Former Canadiens GM dies
Nine-time Stanley Cup winner and former general manager of the Montreal Canadiens Sam Pollock died on Wednesday in Toronto. He was 81. Pollock spent 14 years as the Canadiens GM, beginning in 1964. "He was a hard worker, had a lot vision, of course, and was an excellent businessman," former Montreal coach Scotty Bowman told CBC television. During his NHL tenure, Pollock managed to pluck the first overall draft pick away from the Oakland Seals in 1971 in order to draft Hall of Famer Guy Lafleur and obtain goaltender Ken Dryden from the Boston Bruins for a pair of unspectacular prospects. He also acquired Frank Mahovlich and drafted Bob Gainey in addition to luring legendary coach Scotty Bowman away from the St. Louis Blues in 1971. Pollock also served in a variety of roles for the Toronto Blue Jays Major League Baseball team.
Giambi won't be disciplined
Jason Giambi won't be disciplined by Major League Baseball commissioner Bud Selig after the New York Yankees slugger had a "frank and candid" meeting with baseball's steroids investigator. Selig said on Wednesday that Giambi's cooperation with former US senator George Mitchell and the player's charitable work persuaded him not to take further action. "He's doing a lot of public-service work and I think that's terribly important," Selig said on the second and final day of an owners meeting. "He was, I thought, very frank and candid with senator Mitchell; at least that was the senator's conclusion. Given everything, this is an appropriate decision." Giambi has acknowledged a "personal history regarding steroids." He agreed to speak with Mitchell last month after Selig threatened to discipline him if he refused to cooperate. A former American League MVP, Giambi missed more than two months this season with torn tissue in his left foot.

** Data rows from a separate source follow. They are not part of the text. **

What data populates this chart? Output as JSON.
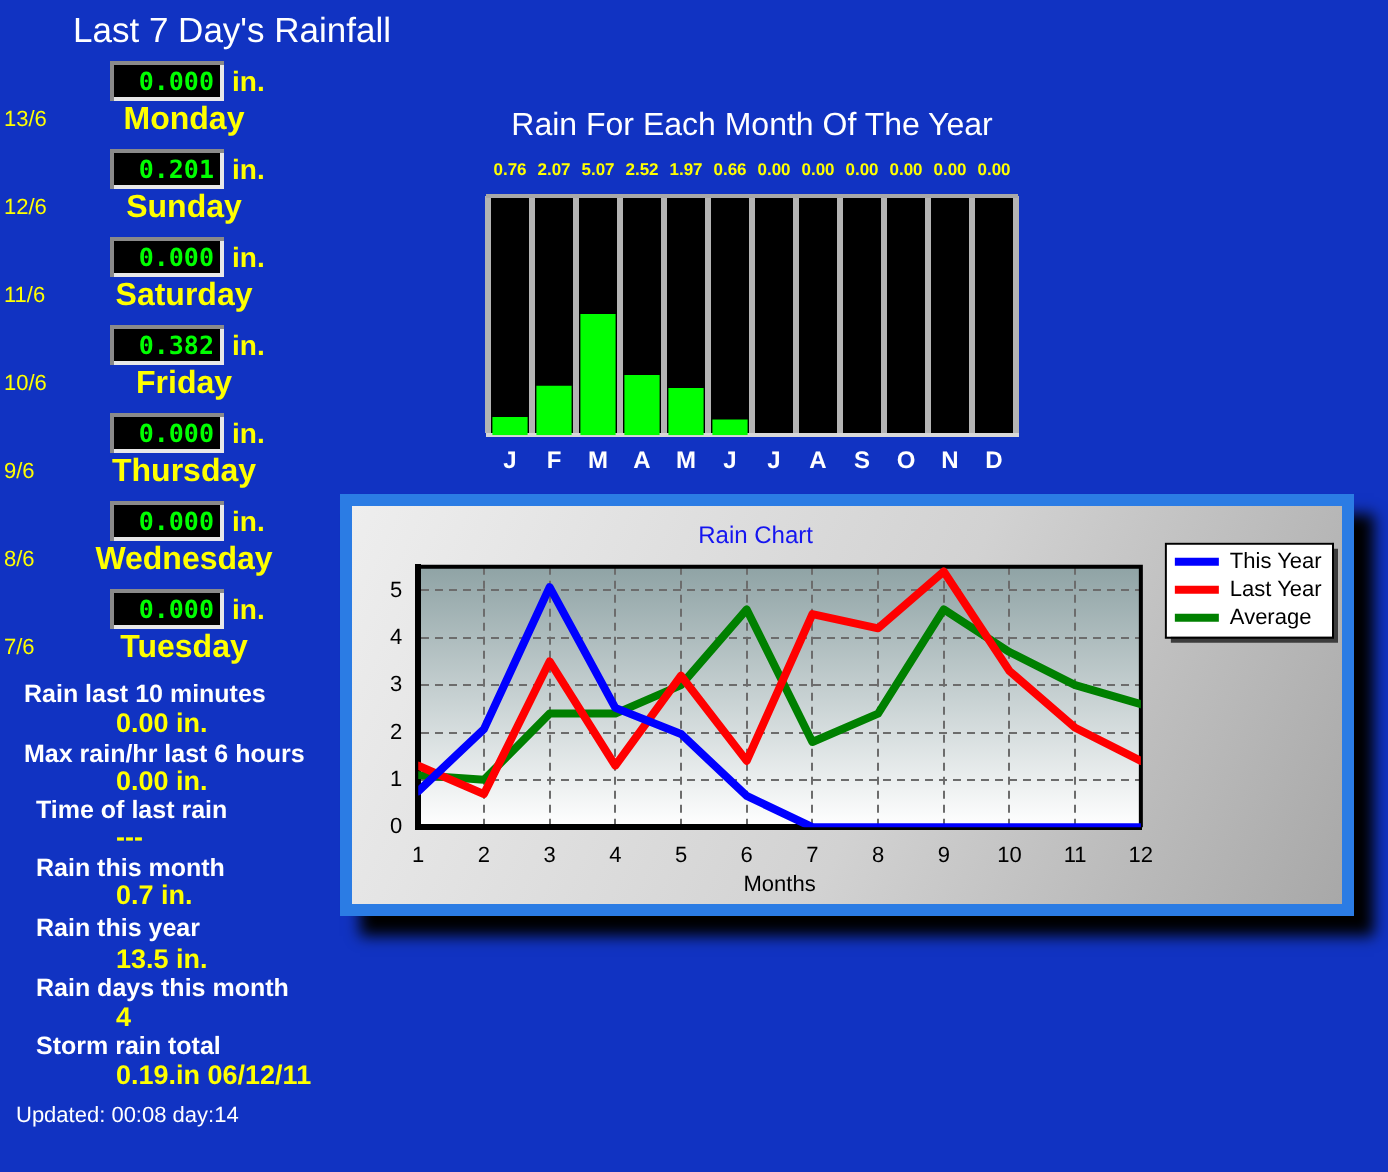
{
  "chart_data": [
    {
      "type": "heatmap",
      "title": "Last 7 Day's Rainfall",
      "categories": [
        null
      ],
      "y_categories": [
        "13/6",
        "12/6",
        "11/6",
        "10/6",
        "9/6",
        "8/6",
        "7/6"
      ],
      "y2_categories": [
        "Monday",
        "Sunday",
        "Saturday",
        "Friday",
        "Thursday",
        "Wednesday",
        "Tuesday"
      ],
      "cells": [
        [
          0
        ],
        [
          0.201
        ],
        [
          0
        ],
        [
          0.382
        ],
        [
          0
        ],
        [
          0
        ],
        [
          0
        ]
      ],
      "cell_labels": [
        [
          "0.000"
        ],
        [
          "0.201"
        ],
        [
          "0.000"
        ],
        [
          "0.382"
        ],
        [
          "0.000"
        ],
        [
          "0.000"
        ],
        [
          "0.000"
        ]
      ],
      "annotations": [
        "in.",
        "in.",
        "in.",
        "in.",
        "in.",
        "in.",
        "in."
      ],
      "tick_labels": "y"
    },
    {
      "type": "other",
      "annotations": [
        "Rain last 10 minutes",
        "0.00 in.",
        "Max rain/hr last 6 hours",
        "0.00 in.",
        "Time of last rain",
        "---",
        "Rain this month",
        "0.7 in.",
        "Rain this year",
        "13.5 in.",
        "Rain days this month",
        "4",
        "Storm rain total",
        "0.19.in 06/12/11",
        "Updated: 00:08 day:14"
      ]
    },
    {
      "type": "bar",
      "title": "Rain For Each Month Of The Year",
      "categories": [
        "J",
        "F",
        "M",
        "A",
        "M",
        "J",
        "J",
        "A",
        "S",
        "O",
        "N",
        "D"
      ],
      "values": [
        0.76,
        2.07,
        5.07,
        2.52,
        1.97,
        0.66,
        0,
        0,
        0,
        0,
        0,
        0
      ],
      "value_labels": [
        "0.76",
        "2.07",
        "5.07",
        "2.52",
        "1.97",
        "0.66",
        "0.00",
        "0.00",
        "0.00",
        "0.00",
        "0.00",
        "0.00"
      ],
      "color": "#00ff00",
      "ylim": [
        0,
        10
      ],
      "tick_labels": "x",
      "grid": "x"
    },
    {
      "type": "line",
      "title": "Rain Chart",
      "xlabel": "Months",
      "x": [
        1,
        2,
        3,
        4,
        5,
        6,
        7,
        8,
        9,
        10,
        11,
        12
      ],
      "series": [
        {
          "name": "This Year",
          "color": "#0000ff",
          "values": [
            0.76,
            2.07,
            5.07,
            2.52,
            1.97,
            0.66,
            0,
            0,
            0,
            0,
            0,
            0
          ]
        },
        {
          "name": "Last Year",
          "color": "#ff0000",
          "values": [
            1.3,
            0.7,
            3.5,
            1.3,
            3.2,
            1.4,
            4.5,
            4.2,
            5.4,
            3.3,
            2.1,
            1.4
          ]
        },
        {
          "name": "Average",
          "color": "#008000",
          "values": [
            1.1,
            1.0,
            2.4,
            2.4,
            3.0,
            4.6,
            1.8,
            2.4,
            4.6,
            3.7,
            3.0,
            2.6
          ]
        }
      ],
      "xlim": [
        1,
        12
      ],
      "ylim": [
        0,
        5.5
      ],
      "xticks": [
        1,
        2,
        3,
        4,
        5,
        6,
        7,
        8,
        9,
        10,
        11,
        12
      ],
      "yticks": [
        0,
        1,
        2,
        3,
        4,
        5
      ],
      "grid": true,
      "legend": "top right"
    }
  ]
}
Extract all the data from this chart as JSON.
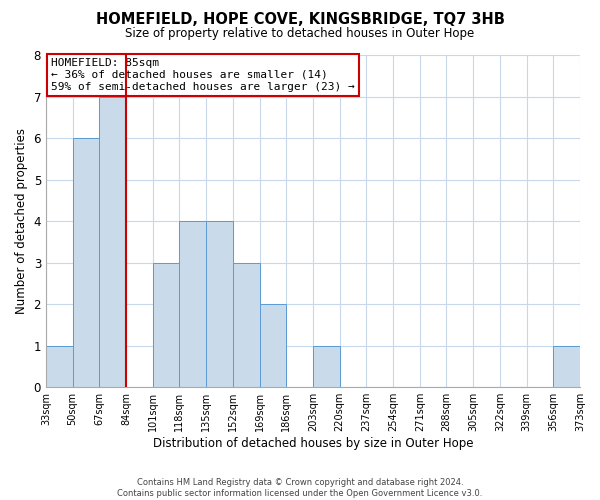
{
  "title": "HOMEFIELD, HOPE COVE, KINGSBRIDGE, TQ7 3HB",
  "subtitle": "Size of property relative to detached houses in Outer Hope",
  "xlabel": "Distribution of detached houses by size in Outer Hope",
  "ylabel": "Number of detached properties",
  "bin_edges": [
    33,
    50,
    67,
    84,
    101,
    118,
    135,
    152,
    169,
    186,
    203,
    220,
    237,
    254,
    271,
    288,
    305,
    322,
    339,
    356,
    373
  ],
  "bin_labels": [
    "33sqm",
    "50sqm",
    "67sqm",
    "84sqm",
    "101sqm",
    "118sqm",
    "135sqm",
    "152sqm",
    "169sqm",
    "186sqm",
    "203sqm",
    "220sqm",
    "237sqm",
    "254sqm",
    "271sqm",
    "288sqm",
    "305sqm",
    "322sqm",
    "339sqm",
    "356sqm",
    "373sqm"
  ],
  "counts": [
    1,
    6,
    7,
    0,
    3,
    4,
    4,
    3,
    2,
    0,
    1,
    0,
    0,
    0,
    0,
    0,
    0,
    0,
    0,
    1,
    0
  ],
  "bar_color": "#c9daea",
  "bar_edge_color": "#5b9bd5",
  "property_line_x": 84,
  "property_line_color": "#cc0000",
  "ylim": [
    0,
    8
  ],
  "yticks": [
    0,
    1,
    2,
    3,
    4,
    5,
    6,
    7,
    8
  ],
  "annotation_title": "HOMEFIELD: 85sqm",
  "annotation_line1": "← 36% of detached houses are smaller (14)",
  "annotation_line2": "59% of semi-detached houses are larger (23) →",
  "annotation_box_color": "#cc0000",
  "footer_line1": "Contains HM Land Registry data © Crown copyright and database right 2024.",
  "footer_line2": "Contains public sector information licensed under the Open Government Licence v3.0.",
  "background_color": "#ffffff",
  "grid_color": "#c8d8ea"
}
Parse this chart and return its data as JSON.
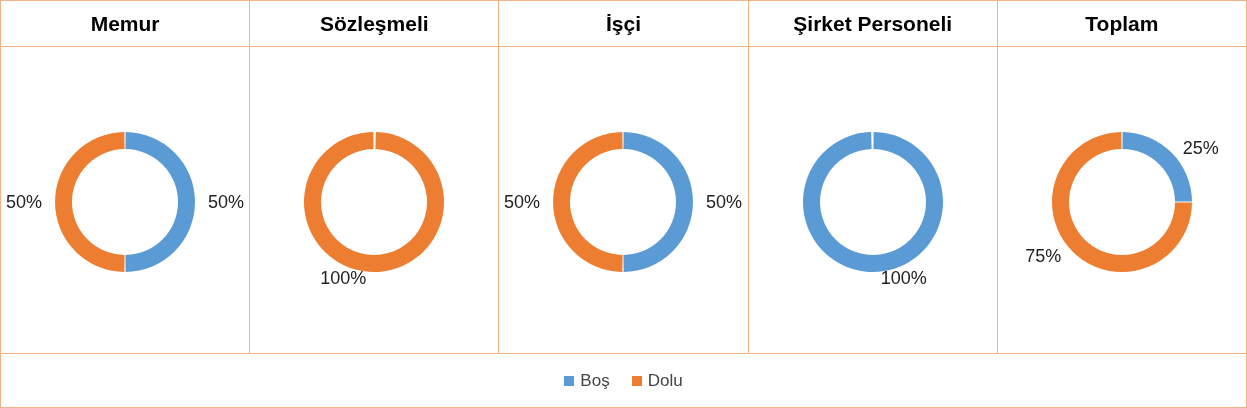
{
  "chart_data": {
    "type": "donut",
    "categories": [
      "Boş",
      "Dolu"
    ],
    "legend": "bottom",
    "series": [
      {
        "name": "Memur",
        "values": [
          50,
          50
        ],
        "colors": [
          "#5b9bd5",
          "#ed7d31"
        ],
        "value_labels": [
          "50%",
          "50%"
        ]
      },
      {
        "name": "Sözleşmeli",
        "values": [
          0,
          100
        ],
        "colors": [
          "#5b9bd5",
          "#ed7d31"
        ],
        "value_labels": [
          null,
          "100%"
        ]
      },
      {
        "name": "İşçi",
        "values": [
          50,
          50
        ],
        "colors": [
          "#5b9bd5",
          "#ed7d31"
        ],
        "value_labels": [
          "50%",
          "50%"
        ]
      },
      {
        "name": "Şirket Personeli",
        "values": [
          100,
          0
        ],
        "colors": [
          "#5b9bd5",
          "#ed7d31"
        ],
        "value_labels": [
          "100%",
          null
        ]
      },
      {
        "name": "Toplam",
        "values": [
          25,
          75
        ],
        "colors": [
          "#5b9bd5",
          "#ed7d31"
        ],
        "value_labels": [
          "25%",
          "75%"
        ]
      }
    ]
  }
}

He's batting .270 with nine home runs in 51 games.
Disgraced ref apologizes
Disgraced former NBA referee Tim Donaghy isn't saying much about the betting scandal that brought him down and rocked the league, but he is saying "sorry." ``I'm very sorry about what happened,'' Donaghy told the Daily News on Thursday outside his home in Bradenton, Florida. ``This is an ongoing case. I can't say anything else,'' he said. Donaghy pleaded guilty in a Brooklyn court on Wednesday to felony charges for taking cash payoffs from gamblers and betting on games he officiated. He was released on US$250,000 bond and is set to be sentenced Nov. 9.
Briatore set to takeover QPR
Flavio Briatore, who runs the Renault Formula One team, is set to become the new owner of English club Queens Park Rangers. "Mr Briatore wants to do for the club what Mohamed al-Fayed has done for Fulham and turn us into a Premier League club," Rangers chairman Gianni Paladini told the Sun newspaper yesterday. "It is a dream come true for all the fans and saves this club from liquidation." Billionaire Briatore, 57, will wipe out the club's debt of ?17 million (US$33.78 million) and invest an extra ?100 million over three years, the Sun reported. Championship side Rangers were last in the Premier League in 1996.